Adding to the current water crisis, this winter is proving to be poor in terms of the reservoirs being refilled. According to the Lagoa Câmara President, José Inácio, the situation is worrying: “We must preserve our underground water reserves and not deplete them. For this reason, it is absolutely essential that the Odelouca dam is completed.”
Lagoa forced to use boreholes
José Inácio gives the example of his câmara which has been forced to use three boreholes in order to meet the public demand, since Águas do Algarve “supplied less water last year than in 2003”. Boreholes may soon be required in Silves too, where the câmara has already been forced to purchase water from the Instituto de Desenvolvimento Rural e Hidráulica which extracts water for agricultural purposes.
Future of Odelouca dam
depends on next government
Speaking at a recent meeting, José Mendes Bota, Algarve leader for the PSD (Social Democrats) Party, commented on the delay: “Around 35 million euros were put into the government’s investment and development plan (PIDDAC) for 2005, to fund the Funcho-Odelouca water system. This plan was approved as part of the State budget by Santana Lopes’ government. These works are urgent and extremely necessary. They must be made a priority. It will be a crime against the Algarve if the government that is in power following the election on February 20 does not grant this amount, and if these works fail to go ahead.”
Work on the Odelouca dam was stopped in 2003 due to a complaint from environmental group, Liga para a Protecção da Natureza, which succeeded in its bid to freeze the 65 million euros of European Community funding for the project.
At the moment, the water supplied to the Barlavento area, with the exception of Monchique and Aljezur which, as yet, are not served by the system, is being derived from the Bravura and Funcho dams, which currently stand at only 20 per cent of their capacity.

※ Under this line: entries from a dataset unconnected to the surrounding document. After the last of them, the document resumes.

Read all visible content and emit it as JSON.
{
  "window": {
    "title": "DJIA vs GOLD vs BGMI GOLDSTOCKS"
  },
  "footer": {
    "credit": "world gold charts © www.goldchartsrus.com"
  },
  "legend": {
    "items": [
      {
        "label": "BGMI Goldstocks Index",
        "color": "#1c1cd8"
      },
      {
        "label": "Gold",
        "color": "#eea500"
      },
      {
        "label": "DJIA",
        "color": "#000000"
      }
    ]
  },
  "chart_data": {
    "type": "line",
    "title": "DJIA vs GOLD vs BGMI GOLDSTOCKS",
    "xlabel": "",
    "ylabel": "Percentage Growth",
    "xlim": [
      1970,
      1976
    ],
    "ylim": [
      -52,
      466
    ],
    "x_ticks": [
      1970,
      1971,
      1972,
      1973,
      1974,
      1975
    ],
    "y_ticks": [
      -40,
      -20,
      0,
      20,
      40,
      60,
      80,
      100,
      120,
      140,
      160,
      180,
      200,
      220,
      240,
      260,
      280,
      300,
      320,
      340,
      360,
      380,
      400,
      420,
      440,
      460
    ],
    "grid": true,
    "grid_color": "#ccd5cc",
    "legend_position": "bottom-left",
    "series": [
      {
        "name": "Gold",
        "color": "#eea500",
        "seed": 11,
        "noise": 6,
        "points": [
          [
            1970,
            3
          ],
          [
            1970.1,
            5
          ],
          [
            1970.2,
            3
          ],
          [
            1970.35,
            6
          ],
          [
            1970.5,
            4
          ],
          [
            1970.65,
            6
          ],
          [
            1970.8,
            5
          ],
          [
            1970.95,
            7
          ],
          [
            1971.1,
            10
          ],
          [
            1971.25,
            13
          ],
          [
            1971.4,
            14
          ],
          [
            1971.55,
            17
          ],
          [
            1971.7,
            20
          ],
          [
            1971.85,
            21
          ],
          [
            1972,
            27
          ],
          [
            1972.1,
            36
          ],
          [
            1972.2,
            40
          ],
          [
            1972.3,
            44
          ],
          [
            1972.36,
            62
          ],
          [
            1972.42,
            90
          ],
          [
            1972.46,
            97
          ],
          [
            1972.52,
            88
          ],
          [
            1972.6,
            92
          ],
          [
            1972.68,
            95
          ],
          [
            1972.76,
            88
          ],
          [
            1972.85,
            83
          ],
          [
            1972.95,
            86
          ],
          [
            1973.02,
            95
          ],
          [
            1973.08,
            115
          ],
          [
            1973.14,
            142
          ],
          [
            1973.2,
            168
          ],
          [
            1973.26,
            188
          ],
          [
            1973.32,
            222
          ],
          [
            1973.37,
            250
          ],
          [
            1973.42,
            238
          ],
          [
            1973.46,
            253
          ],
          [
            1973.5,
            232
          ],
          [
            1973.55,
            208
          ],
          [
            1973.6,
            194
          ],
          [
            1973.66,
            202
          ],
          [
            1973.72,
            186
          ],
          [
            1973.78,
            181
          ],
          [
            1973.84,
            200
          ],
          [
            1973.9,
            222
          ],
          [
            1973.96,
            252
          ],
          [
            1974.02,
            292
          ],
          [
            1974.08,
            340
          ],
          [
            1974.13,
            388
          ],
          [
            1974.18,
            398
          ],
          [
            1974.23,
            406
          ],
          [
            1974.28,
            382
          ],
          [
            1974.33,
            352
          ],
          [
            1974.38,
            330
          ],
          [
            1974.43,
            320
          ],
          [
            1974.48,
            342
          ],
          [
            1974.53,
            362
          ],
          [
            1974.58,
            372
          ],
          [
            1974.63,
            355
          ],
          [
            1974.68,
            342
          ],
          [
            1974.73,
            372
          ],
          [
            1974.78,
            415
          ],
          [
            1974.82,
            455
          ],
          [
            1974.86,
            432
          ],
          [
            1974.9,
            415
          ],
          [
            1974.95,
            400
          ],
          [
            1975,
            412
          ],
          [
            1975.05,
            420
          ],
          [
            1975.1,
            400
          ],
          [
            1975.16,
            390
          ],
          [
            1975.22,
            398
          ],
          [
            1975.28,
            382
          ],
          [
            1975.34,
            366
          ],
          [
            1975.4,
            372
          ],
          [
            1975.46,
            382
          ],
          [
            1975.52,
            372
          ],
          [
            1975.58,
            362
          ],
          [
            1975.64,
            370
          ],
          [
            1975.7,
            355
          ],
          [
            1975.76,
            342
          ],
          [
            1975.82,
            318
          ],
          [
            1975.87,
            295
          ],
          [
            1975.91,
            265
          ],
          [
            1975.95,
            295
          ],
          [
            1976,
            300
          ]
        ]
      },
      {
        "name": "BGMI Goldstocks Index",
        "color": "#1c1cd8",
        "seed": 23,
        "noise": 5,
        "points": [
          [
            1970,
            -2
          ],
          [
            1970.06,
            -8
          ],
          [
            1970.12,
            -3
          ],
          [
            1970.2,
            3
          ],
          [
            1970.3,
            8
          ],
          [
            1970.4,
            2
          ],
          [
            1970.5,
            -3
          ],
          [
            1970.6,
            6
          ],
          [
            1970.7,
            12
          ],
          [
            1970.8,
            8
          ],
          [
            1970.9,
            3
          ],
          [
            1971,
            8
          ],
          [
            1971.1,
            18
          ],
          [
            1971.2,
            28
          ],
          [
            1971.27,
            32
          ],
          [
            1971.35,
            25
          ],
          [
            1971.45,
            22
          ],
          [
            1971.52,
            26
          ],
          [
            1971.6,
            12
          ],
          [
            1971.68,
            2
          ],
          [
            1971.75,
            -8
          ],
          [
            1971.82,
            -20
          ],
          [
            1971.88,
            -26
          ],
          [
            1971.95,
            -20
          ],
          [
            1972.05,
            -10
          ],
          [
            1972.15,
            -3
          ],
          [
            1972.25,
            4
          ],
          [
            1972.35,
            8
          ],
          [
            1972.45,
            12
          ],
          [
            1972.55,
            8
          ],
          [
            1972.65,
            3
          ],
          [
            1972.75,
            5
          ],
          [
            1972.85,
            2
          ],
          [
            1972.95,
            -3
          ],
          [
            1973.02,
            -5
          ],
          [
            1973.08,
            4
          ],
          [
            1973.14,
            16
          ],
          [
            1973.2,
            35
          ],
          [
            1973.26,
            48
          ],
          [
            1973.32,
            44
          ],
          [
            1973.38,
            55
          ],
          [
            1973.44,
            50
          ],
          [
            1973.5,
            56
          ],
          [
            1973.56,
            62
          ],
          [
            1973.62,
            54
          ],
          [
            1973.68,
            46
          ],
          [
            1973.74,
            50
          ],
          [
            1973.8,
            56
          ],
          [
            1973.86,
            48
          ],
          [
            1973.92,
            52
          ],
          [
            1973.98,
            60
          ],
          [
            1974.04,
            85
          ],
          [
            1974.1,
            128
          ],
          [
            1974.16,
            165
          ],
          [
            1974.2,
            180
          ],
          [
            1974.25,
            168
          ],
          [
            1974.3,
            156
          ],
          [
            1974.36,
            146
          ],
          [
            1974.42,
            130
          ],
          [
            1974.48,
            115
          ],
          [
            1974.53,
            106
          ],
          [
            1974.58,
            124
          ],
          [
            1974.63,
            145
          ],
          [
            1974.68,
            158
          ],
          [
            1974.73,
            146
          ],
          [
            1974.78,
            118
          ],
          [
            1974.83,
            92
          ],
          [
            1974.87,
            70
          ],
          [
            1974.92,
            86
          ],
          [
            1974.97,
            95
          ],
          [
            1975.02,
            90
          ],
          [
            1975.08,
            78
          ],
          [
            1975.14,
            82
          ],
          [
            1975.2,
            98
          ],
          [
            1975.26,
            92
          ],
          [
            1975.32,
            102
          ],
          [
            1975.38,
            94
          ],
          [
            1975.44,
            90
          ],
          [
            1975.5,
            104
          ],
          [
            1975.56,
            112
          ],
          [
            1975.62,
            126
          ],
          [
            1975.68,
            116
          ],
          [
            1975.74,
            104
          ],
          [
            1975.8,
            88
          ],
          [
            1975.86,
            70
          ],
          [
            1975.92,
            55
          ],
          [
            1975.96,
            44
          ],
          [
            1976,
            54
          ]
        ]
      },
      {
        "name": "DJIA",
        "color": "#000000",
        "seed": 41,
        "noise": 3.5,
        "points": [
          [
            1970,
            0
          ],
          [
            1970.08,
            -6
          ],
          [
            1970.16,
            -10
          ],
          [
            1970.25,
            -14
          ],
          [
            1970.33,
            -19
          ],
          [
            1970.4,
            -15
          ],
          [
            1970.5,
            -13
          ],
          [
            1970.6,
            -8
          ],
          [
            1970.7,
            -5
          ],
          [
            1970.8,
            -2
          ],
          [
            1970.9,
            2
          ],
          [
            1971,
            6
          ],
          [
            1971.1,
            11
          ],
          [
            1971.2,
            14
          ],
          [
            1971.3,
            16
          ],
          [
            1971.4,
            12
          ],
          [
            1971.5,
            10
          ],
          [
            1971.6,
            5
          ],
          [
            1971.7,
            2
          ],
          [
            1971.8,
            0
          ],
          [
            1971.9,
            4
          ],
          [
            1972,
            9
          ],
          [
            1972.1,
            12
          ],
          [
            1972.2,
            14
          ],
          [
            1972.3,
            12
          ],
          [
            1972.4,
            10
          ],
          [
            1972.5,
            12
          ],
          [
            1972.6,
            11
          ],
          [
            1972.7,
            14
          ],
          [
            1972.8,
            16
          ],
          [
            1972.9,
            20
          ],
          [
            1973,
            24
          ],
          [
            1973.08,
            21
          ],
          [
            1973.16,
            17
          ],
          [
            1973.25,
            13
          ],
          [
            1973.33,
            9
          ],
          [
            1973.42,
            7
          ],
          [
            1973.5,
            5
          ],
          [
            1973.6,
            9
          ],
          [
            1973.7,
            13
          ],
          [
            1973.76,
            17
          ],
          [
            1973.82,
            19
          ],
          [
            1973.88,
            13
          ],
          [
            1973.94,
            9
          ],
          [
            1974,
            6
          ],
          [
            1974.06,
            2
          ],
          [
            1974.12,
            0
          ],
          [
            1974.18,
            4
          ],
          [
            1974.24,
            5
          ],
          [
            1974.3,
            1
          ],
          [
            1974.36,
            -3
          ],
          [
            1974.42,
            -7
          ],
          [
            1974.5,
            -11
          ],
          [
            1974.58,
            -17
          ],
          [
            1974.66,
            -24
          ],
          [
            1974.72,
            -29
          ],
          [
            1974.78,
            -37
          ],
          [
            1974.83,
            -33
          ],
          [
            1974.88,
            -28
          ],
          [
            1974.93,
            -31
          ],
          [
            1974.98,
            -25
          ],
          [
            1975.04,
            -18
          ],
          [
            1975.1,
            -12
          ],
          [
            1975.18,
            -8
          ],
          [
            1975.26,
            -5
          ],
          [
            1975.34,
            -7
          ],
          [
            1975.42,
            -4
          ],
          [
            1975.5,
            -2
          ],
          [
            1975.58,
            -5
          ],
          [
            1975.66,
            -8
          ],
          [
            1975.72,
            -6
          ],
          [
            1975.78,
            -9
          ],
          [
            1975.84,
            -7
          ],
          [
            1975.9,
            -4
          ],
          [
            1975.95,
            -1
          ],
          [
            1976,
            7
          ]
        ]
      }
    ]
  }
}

More rain urgently required
Environment Minister, Luís Nobre Guedes, recently made the shocking announcement that, if there isn’t sufficient rain over the next few months, the Algarve would be forced to ration its water. At the time of the announcement, Macário Correia, president of the Junta Metropolitana do Algarve, refuted the claim and guaranteed that there would not be a lack of water in the region. Meanwhile, Artur Ribeiro, director of Águas do Algarve, is saying that it is going to be “very difficult to support another dry year”.